Johns Hopkins students created a medical journal, without the jargon - Baltimore


Apr. 17, 2018 12:28 pm

Johns Hopkins students created a medical journal, without the jargon

With Hippocrates Medical Review, Rushabh Doshi is looking to help patients understand medicine. An app launched last week.

Hippocrates Medical Review's Rushabh Doshi.

(Courtesy photo)

Rushabh Doshi wants patients to be more informed about medical care. To do so, a natural place to look would be medical journals. But Doshi realizes the articles in these publications aren’t necessarily written with the average reader in mind.

“There are only scientific terms that researchers can barely understand, let alone the average person,” he said.

The public health studies student saw firsthand while shadowing doctors that the information could be useful for patients who are seeking to learn about what care might be available to them. Educating patients could help them further understand what’s happening on their visits.
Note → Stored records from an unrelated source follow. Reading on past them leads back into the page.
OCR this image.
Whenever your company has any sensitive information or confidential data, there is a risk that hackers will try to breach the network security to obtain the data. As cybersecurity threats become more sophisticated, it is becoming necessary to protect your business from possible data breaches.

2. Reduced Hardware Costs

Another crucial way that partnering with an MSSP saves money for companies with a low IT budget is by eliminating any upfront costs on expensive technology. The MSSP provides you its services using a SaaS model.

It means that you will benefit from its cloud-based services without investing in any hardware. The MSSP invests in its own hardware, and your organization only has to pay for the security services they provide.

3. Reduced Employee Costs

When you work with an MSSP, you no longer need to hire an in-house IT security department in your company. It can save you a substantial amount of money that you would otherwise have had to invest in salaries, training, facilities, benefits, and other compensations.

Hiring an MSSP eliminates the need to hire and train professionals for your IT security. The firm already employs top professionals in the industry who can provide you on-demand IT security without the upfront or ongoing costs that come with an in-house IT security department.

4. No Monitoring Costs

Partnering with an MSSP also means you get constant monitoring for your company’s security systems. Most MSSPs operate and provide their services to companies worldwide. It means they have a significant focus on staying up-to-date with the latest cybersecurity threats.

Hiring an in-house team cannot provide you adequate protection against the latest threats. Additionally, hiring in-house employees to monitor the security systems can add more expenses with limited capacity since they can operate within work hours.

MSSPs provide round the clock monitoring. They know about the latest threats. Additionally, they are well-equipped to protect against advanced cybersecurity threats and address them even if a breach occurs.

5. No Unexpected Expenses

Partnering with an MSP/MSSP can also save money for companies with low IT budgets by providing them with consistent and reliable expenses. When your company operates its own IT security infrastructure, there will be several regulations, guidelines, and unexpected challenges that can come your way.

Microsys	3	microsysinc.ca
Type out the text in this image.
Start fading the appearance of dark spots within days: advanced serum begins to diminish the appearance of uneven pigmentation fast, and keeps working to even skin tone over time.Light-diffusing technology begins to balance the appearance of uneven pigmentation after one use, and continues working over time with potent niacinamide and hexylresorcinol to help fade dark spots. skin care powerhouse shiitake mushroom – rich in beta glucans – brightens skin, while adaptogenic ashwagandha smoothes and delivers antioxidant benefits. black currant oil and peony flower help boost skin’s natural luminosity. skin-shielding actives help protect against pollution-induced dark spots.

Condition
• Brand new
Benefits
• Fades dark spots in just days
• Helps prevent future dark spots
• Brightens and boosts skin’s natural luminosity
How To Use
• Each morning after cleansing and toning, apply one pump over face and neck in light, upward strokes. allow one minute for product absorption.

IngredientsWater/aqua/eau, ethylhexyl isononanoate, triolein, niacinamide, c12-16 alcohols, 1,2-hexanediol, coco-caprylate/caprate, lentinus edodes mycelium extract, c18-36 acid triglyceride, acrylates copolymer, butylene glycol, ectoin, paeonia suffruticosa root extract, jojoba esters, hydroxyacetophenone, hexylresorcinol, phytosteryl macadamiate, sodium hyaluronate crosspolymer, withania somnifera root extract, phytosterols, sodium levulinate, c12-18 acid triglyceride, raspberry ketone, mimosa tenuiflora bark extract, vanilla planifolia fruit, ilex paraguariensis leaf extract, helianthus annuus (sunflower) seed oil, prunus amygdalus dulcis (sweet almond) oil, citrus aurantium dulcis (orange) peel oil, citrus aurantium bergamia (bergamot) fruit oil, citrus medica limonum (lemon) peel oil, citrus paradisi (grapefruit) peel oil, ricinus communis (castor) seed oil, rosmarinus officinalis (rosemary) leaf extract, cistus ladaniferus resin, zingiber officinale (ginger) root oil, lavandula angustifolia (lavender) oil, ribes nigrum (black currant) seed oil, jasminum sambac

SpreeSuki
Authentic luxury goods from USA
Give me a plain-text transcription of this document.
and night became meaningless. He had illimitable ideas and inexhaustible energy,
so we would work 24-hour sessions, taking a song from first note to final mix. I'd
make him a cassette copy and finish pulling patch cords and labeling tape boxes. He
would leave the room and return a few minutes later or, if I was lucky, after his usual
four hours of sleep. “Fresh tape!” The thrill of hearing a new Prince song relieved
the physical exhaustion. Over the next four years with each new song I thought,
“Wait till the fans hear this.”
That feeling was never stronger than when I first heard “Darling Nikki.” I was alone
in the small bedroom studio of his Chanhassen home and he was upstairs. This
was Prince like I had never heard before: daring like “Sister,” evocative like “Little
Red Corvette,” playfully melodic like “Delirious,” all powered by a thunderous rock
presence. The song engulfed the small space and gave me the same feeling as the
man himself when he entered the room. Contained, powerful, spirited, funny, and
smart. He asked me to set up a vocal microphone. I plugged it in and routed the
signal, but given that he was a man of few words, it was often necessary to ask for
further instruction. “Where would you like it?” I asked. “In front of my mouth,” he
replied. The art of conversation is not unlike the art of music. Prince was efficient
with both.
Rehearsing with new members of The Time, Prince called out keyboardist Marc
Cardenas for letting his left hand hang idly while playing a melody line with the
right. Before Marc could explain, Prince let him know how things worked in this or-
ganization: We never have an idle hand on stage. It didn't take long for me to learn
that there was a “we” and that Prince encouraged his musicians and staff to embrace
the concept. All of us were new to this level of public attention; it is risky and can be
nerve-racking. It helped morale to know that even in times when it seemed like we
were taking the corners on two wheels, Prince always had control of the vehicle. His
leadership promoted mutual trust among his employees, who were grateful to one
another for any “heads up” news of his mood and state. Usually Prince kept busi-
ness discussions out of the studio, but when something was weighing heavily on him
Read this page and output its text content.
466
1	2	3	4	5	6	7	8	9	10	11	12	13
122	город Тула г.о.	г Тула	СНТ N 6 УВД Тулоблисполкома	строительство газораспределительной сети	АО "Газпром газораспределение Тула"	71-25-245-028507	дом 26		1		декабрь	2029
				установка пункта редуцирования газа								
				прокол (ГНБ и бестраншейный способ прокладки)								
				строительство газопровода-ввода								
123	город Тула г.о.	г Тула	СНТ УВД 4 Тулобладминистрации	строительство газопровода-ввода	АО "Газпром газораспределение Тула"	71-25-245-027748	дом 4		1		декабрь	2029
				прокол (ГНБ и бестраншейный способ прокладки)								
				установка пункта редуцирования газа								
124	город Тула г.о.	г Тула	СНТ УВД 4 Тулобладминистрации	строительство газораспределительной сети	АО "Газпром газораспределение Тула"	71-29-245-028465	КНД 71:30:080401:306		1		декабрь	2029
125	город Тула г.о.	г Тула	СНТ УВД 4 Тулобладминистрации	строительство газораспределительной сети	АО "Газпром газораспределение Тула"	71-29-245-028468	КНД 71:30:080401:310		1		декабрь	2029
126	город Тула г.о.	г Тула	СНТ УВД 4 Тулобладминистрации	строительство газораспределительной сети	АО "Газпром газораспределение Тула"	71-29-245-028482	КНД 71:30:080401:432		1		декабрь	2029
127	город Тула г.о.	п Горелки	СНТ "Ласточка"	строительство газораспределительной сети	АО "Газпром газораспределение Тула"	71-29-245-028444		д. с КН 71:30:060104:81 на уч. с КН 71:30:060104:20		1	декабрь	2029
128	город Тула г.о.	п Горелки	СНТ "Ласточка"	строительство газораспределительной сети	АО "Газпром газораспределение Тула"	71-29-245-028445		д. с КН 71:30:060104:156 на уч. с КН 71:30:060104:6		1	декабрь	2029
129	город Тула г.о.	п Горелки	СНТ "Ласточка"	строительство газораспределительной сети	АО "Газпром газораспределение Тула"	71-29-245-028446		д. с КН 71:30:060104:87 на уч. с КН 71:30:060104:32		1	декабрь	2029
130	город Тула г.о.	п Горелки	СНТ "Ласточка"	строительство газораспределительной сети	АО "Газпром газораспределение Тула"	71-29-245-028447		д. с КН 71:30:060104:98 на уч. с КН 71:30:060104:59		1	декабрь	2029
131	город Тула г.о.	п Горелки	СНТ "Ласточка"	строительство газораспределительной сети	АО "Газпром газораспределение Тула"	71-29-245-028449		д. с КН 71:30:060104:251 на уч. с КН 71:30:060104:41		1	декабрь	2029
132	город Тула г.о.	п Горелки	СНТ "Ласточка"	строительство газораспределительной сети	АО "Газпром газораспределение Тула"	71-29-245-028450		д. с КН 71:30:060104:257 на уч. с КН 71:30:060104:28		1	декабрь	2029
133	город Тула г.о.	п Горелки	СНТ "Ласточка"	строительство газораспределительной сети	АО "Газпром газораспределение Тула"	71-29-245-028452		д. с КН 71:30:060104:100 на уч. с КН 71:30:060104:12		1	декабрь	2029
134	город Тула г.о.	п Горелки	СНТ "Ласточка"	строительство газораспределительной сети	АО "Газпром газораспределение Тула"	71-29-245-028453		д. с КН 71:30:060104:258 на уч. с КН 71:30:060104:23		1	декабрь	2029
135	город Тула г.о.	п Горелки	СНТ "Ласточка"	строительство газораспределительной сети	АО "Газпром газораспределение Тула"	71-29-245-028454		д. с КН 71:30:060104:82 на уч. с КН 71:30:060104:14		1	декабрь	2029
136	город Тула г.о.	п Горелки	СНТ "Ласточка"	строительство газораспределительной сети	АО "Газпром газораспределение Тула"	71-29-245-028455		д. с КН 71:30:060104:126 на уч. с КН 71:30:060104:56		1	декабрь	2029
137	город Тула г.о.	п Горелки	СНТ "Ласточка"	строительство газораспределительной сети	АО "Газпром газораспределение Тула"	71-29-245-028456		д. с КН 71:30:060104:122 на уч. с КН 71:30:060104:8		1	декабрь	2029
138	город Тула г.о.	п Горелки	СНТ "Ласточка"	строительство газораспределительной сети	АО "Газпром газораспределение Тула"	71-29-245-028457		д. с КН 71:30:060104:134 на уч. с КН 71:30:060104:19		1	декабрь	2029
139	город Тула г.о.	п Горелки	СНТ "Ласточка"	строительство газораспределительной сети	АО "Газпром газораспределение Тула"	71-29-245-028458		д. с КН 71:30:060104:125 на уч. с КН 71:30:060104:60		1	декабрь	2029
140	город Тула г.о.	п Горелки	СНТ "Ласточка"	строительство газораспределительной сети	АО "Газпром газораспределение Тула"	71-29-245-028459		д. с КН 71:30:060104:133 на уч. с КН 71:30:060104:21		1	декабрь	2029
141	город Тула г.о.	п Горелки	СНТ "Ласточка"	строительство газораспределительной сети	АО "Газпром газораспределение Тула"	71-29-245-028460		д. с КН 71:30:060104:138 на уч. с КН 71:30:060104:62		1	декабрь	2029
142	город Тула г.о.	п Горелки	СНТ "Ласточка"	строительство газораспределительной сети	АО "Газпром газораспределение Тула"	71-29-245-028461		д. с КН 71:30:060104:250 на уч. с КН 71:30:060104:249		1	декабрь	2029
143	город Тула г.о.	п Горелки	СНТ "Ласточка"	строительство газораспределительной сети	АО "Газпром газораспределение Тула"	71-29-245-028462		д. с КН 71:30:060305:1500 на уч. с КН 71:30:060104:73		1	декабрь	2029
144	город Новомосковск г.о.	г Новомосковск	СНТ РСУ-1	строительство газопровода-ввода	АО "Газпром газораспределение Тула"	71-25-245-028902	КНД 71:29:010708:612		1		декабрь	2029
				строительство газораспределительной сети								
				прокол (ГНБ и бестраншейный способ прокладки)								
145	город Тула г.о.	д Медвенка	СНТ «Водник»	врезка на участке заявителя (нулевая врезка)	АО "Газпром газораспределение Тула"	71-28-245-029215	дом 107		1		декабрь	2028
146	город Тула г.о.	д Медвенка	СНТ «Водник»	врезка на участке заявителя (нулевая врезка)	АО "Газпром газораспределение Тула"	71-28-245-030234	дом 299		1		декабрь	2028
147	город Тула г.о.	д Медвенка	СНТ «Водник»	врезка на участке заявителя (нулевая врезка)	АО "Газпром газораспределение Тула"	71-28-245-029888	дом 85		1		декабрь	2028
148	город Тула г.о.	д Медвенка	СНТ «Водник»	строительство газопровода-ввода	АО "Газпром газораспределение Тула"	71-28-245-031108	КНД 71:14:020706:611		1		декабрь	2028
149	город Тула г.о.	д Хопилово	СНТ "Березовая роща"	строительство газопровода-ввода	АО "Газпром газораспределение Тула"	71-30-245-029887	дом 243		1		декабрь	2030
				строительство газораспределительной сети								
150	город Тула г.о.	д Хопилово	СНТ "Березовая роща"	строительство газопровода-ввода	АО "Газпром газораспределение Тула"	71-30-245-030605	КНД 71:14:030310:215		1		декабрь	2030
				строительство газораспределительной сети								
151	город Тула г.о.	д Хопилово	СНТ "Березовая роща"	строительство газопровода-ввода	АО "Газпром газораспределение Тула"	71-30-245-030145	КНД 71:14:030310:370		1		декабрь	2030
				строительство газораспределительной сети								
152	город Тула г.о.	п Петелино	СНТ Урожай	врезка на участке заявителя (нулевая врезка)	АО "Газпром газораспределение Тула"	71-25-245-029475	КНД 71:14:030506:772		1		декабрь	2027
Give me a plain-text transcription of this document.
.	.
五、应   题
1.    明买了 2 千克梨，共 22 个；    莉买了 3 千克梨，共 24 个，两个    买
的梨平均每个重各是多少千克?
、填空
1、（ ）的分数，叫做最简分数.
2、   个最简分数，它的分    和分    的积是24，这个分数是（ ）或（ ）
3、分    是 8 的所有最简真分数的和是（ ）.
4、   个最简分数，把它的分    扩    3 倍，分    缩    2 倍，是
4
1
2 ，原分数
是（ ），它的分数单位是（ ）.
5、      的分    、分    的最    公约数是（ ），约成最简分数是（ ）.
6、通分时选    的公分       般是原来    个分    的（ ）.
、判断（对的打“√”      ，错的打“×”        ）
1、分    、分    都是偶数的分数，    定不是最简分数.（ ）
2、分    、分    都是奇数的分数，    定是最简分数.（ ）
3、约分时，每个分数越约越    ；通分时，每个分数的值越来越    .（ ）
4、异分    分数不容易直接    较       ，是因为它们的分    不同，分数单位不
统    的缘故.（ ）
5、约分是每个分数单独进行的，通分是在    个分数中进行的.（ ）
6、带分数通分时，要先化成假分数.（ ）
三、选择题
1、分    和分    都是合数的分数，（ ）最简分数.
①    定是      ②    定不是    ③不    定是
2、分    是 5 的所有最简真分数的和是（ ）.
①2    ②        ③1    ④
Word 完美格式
So the Johns Hopkins senior set out to create an outlet that might make the terminology easier to understand. With Hippocrates Medical Review, he is teaming with fellow students to create a platform that functions like a journal, with articles based on scientific research and information about the latest discoveries. But it’s designed to break down complex medical ideas for the reader.

The initiative received $20,000 from Johns Hopkins’ 10X20 Idea Lab last year, which helped get the journal and website off the ground. Doshi is looking to get the journal into clinics in the area. However, digital distribution is also a part of the strategy. This month, an app showing the review’s content was released on the App Store.

Doshi said the journal seeks to take a wide lens to the field of medicine, so the journal is broken down into sections including biotech, global health and how medicine interacts with the humanities. Doshi believes educating patients will help empower them, and in turn challenge caregivers to create more patient-centered care.

And Doshi isn’t doing everything himself. The organization gives students an avenue to write about cutting edge medicine.

“Students can really talk about what they’re passionate about and make an impact on real people,” he said.